Lua as Human-Readable Serialization Format

It was this time of year again and I was asked to prepare a definition for clang-format. I had a style guideline document to work with, so the task was rather straightforward. Similarly to Google's C++ Style Guideline it requested to group headers in: C system and standard headers, C++ standard library headers, other library headers, and project headers. And so, my first thought was to use the default Regroup behaviour.

Until I noticed that they use angle-brackets for other libraries together with an .h extension. Of course, this matched with the default C-group regex. The strictest and the second easiest solution here is to make the regex contain a list of alternatives with all of the headers. This requires some maintenance and I decided to have a bit of fun with it.

There is a somewhat common practice for serializing data for later use in Lua scripts that looks similar to this:

return {
	name = "Henry",
	position = {x=0, y=0},
}

This makes use of how modules and importing them works. In short, module script is interpreted and value of the final return is used as the value for the "module". In this case the script is a lone return-statement with no logic involved. This somewhat declarative-like style is purely conventional. More commonly the returned value is a table of functions, exactly what we would consider a "normal module", or a class.

In the example above we are not really sure what kind of thing we are dealing with. To stay consistent we could add a type = "slime", to the table. Now reader would know what they are dealing with. Of course, scheme would remain assumed on the user side. Building an object from there could be a straightforward table lookup. Alternatively, we could rely on function call syntactic sugar and prefix the definitions with types:

return Slime{
	name = "Henry",
	position = Vec2{x=0, y=0},
}

This too is a table lookup, but the responsibility shifts a bit from the user implementation to the execution environment. Loading would become trickier this way, but increased preparation complexity can be desired to e.g., cause errors in an unknown or otherwise unintended environment. If we simply want to make it run, setting global callable Slime and Vec2 is enough here.

henry the slime

It is somewhat similar to some use cases from history of Lua. The main common part is the syntactic sugar but this feels like a stretch as it can be observed quite often in a "regular" Lua code. Let's go one step further and remove the return:

Slime {
	name = "Henry",
	position = Vec2{x=0, y=0},
}

It now looks like some generic markup language. But the module loading mechanism will no longer work for us. Instead reader needs to use load. It conveniently has an option to specify execution environment. Additionally, a mechanism for tracking top-level statements in one way or another is needed.
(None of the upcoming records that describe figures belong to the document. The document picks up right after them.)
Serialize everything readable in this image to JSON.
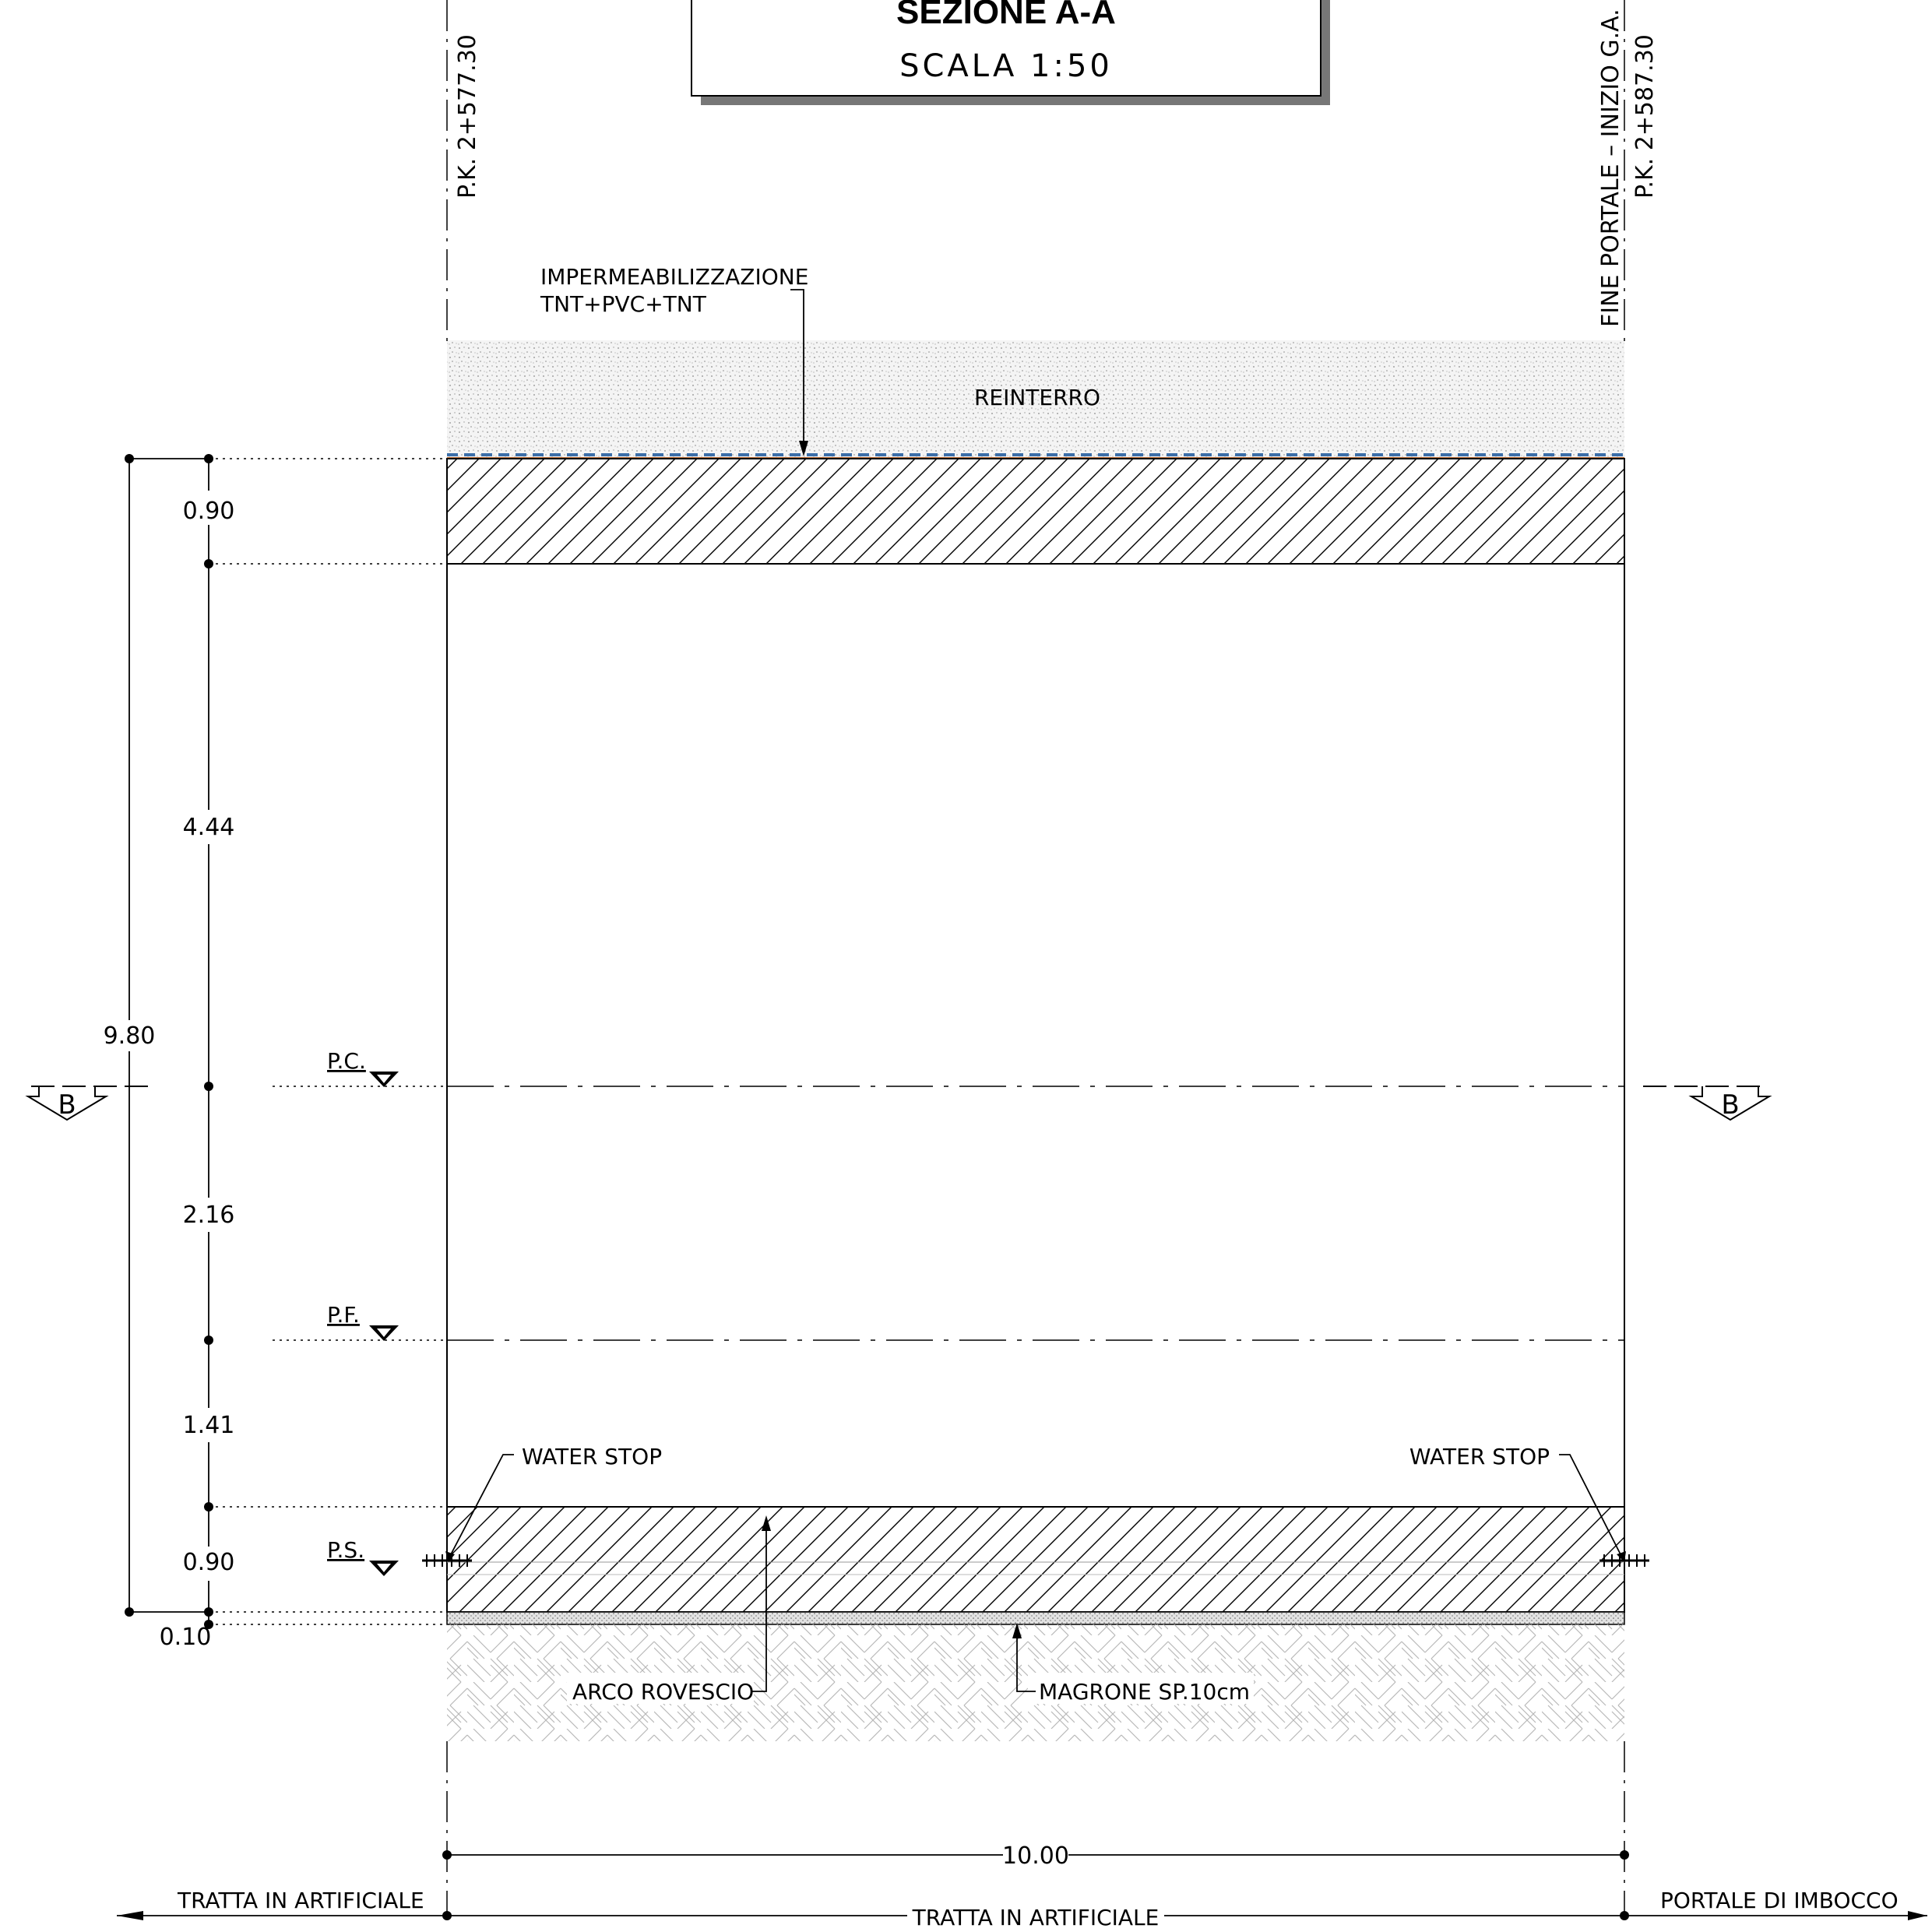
{
  "title_block": {
    "title": "SEZIONE A-A",
    "scale": "SCALA 1:50"
  },
  "stations": {
    "left": "P.K.  2+577.30",
    "right_line1": "FINE  PORTALE  –  INIZIO  G.A.",
    "right_line2": "P.K.  2+587.30"
  },
  "labels": {
    "waterproofing_line1": "IMPERMEABILIZZAZIONE",
    "waterproofing_line2": "TNT+PVC+TNT",
    "backfill": "REINTERRO",
    "water_stop_left": "WATER  STOP",
    "water_stop_right": "WATER  STOP",
    "invert_arch": "ARCO  ROVESCIO",
    "lean_concrete": "MAGRONE  SP.10cm"
  },
  "levels": {
    "pc": "P.C.",
    "pf": "P.F.",
    "ps": "P.S."
  },
  "dimensions": {
    "total": "9.80",
    "d1": "0.90",
    "d2": "4.44",
    "d3": "2.16",
    "d4": "1.41",
    "d5": "0.90",
    "d6": "0.10",
    "width": "10.00"
  },
  "section_marks": {
    "left": "B",
    "right": "B"
  },
  "bottom": {
    "left": "TRATTA  IN  ARTIFICIALE",
    "center": "TRATTA  IN  ARTIFICIALE",
    "right": "PORTALE  DI  IMBOCCO"
  }
}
This approach is somewhat similar to what Premake does. Surprisingly, this is also pretty close to regular register-event-callback approach for plugin systems (e.g., in vis). How so? The "tracking top-level statements" will result in a side-effect in some global or loader state. In callback approach, it's the event dispatcher or otherwise plugin system state that fulfils similar role. Additionally, API is usually exposed through environment (and not e.g., user function argument and plugin returned as module never able to directly interact with the API).

For my standards definitions I settled for the last style. It allows for multiple items without indention and I liked the idea at the time. It allowed me to play around and neatly layer parser, environment, and model. Final definitions looked like this:

scheme "headers/1"
aliases "ANSI C" {"ANSI X3.159-1989", "C89", "C90", "ISO/IEC 9899:1990"}
headers "ANSI C" {
	"assert.h",
	"ctype.h",
	...
}

It allowed for more complex structures with include and remove, for example:

headers "C++20" {
	include "C++17",
	remove "ciso646",
	"concepts",
	...
}

See headers for full source code. Command allowed me to get the list of headers and join into a regex:

$ headers C11 POSIX
aio.h
arpa/inet.h
assert.h
...

Except that I never joined them into a regex. After all considerations and some discussions we decided to use Preserve instead of Regroup, so that we wouldn't need to bother with any of the costs of grouping includes automatically.

I feel like re-implementing this in SQL.